Farmworkers face barriers to care, including limited availability of health care services in rural areas, cost, transportation, clinic hours, and limited language capacity. Few farmworkers are eligible for public assistance programs and the majority lack health insurance.
How our contract sites serve farmworkers
Our outreach workers find farmworkers at migrant camps and in communities and assess farmworker health issues. Outreach workers refer farmworkers to primary and specialty providers, and support farmworkers in getting the care they need by offering enabling services such as interpretation, transportation, and case management. At some sites, mobile medical teams provide medical services in the field.
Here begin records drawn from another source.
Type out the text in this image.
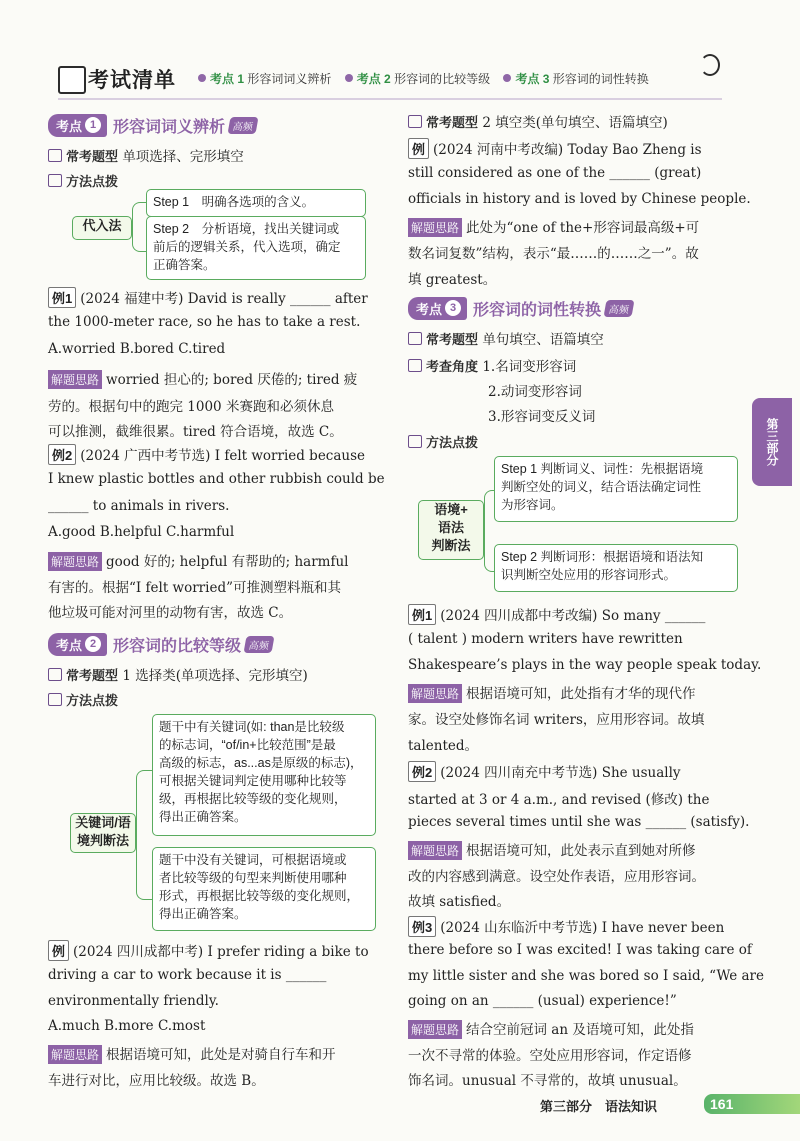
考试清单	考点 1 形容词词义辨析 考点 2 形容词的比较等级 考点 3 形容词的词性转换
考点 1	形容词词义辨析 高频
常考题型 单项选择、完形填空
方法点拨
代入法
Step 1　明确各选项的含义。
Step 2　分析语境，找出关键词或
前后的逻辑关系，代入选项，确定
正确答案。
例1 (2024 福建中考) David is really ______ after
the 1000-meter race, so he has to take a rest.
A.worried B.bored C.tired
解题思路 worried 担心的; bored 厌倦的; tired 疲
劳的。根据句中的跑完 1000 米赛跑和必须休息
可以推测，截维很累。tired 符合语境，故选 C。
例2 (2024 广西中考节选) I felt worried because
I knew plastic bottles and other rubbish could be
______ to animals in rivers.
A.good B.helpful C.harmful
解题思路 good 好的; helpful 有帮助的; harmful
有害的。根据“I felt worried”可推测塑料瓶和其
他垃圾可能对河里的动物有害，故选 C。
考点 2	形容词的比较等级 高频
常考题型 1 选择类(单项选择、完形填空)
方法点拨
关键词/语
境判断法
题干中有关键词(如: than是比较级
的标志词，“of/in+比较范围”是最
高级的标志，as...as是原级的标志)，
可根据关键词判定使用哪种比较等
级，再根据比较等级的变化规则，
得出正确答案。
题干中没有关键词，可根据语境或
者比较等级的句型来判断使用哪种
形式，再根据比较等级的变化规则，
得出正确答案。
例 (2024 四川成都中考) I prefer riding a bike to
driving a car to work because it is ______
environmentally friendly.
A.much B.more C.most
解题思路 根据语境可知，此处是对骑自行车和开
车进行对比，应用比较级。故选 B。
常考题型 2 填空类(单句填空、语篇填空)
例 (2024 河南中考改编) Today Bao Zheng is
still considered as one of the ______ (great)
officials in history and is loved by Chinese people.
解题思路 此处为“one of the+形容词最高级+可
数名词复数”结构，表示“最……的……之一”。故
填 greatest。
考点 3	形容词的词性转换 高频
常考题型 单句填空、语篇填空
考查角度 1.名词变形容词
2.动词变形容词
3.形容词变反义词
方法点拨
语境+
语法
判断法
Step 1 判断词义、词性：先根据语境
判断空处的词义，结合语法确定词性
为形容词。
Step 2 判断词形：根据语境和语法知
识判断空处应用的形容词形式。
例1 (2024 四川成都中考改编) So many ______
( talent ) modern writers have rewritten
Shakespeare’s plays in the way people speak today.
解题思路 根据语境可知，此处指有才华的现代作
家。设空处修饰名词 writers，应用形容词。故填
talented。
例2 (2024 四川南充中考节选) She usually
started at 3 or 4 a.m., and revised (修改) the
pieces several times until she was ______ (satisfy).
解题思路 根据语境可知，此处表示直到她对所修
改的内容感到满意。设空处作表语，应用形容词。
故填 satisfied。
例3 (2024 山东临沂中考节选) I have never been
there before so I was excited! I was taking care of
my little sister and she was bored so I said, “We are
going on an ______ (usual) experience!”
解题思路 结合空前冠词 an 及语境可知，此处指
一次不寻常的体验。空处应用形容词，作定语修
饰名词。unusual 不寻常的，故填 unusual。
第三部分
第三部分　语法知识	161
Outreach teams also provide health education about preventive care, health care resources, and broader community resources, link farmworkers with resources in the community, and respond to farmworker concerns by adapting programming to meet expressed needs.
The North Carolina Farmworker Health Program is a vital component to the state of North Carolina’s safety net. Without the support that the North Carolina Farmworker Health Program provides, our state’s most vulnerable and underserved population would never gain access to healthcare services.”
–Nathan Dollar, former outreach coordinator, Vecinos Inc., and current board member
How our office supports our contract sites
The North Carolina Farmworker Health Program (NCFHP) provides funding for outreach workers at contract sites to coordinate and carry out enabling services. At some sites, we also fund medical services. The central office provides training for our partners, disseminating best practices for outreach, patient care, advocacy, and community building.
Monitoring and evaluation of site processes and outcomes is managed by the central office, which guides program strategy development as well as continuous quality improvement processes for medical and enabling indicators.
The central office also provides technical assistance on topics such as data management, health education resources, compliance with patient confidentiality protocols (HIPAA), regional partnerships, and quality of care. Our team also collaborates with local universities and community organizations to facilitate training, placement, and support of volunteers and interns.
We serve migrant farmworkers who have traveled within the last two years to find agricultural work (both within the U.S. and from outside the U.S.).
We also serve seasonal farmworkers, who maintain a permanent residence and work in agriculture on a seasonal basis.
Farmworker families, including spouses and children of farmworkers, are served by the program.
Our program strives for cost-efficient care by working with the strong rural health care network in North Carolina. Our sites are housed in county health departments, hospitals, community health centers, and non-profit agencies, allowing us to leverage existing resources such as facilities and support staff. In this way we are able to target funding to our core activities: assessing migrant and seasonal farmworkers and linking them with health care services.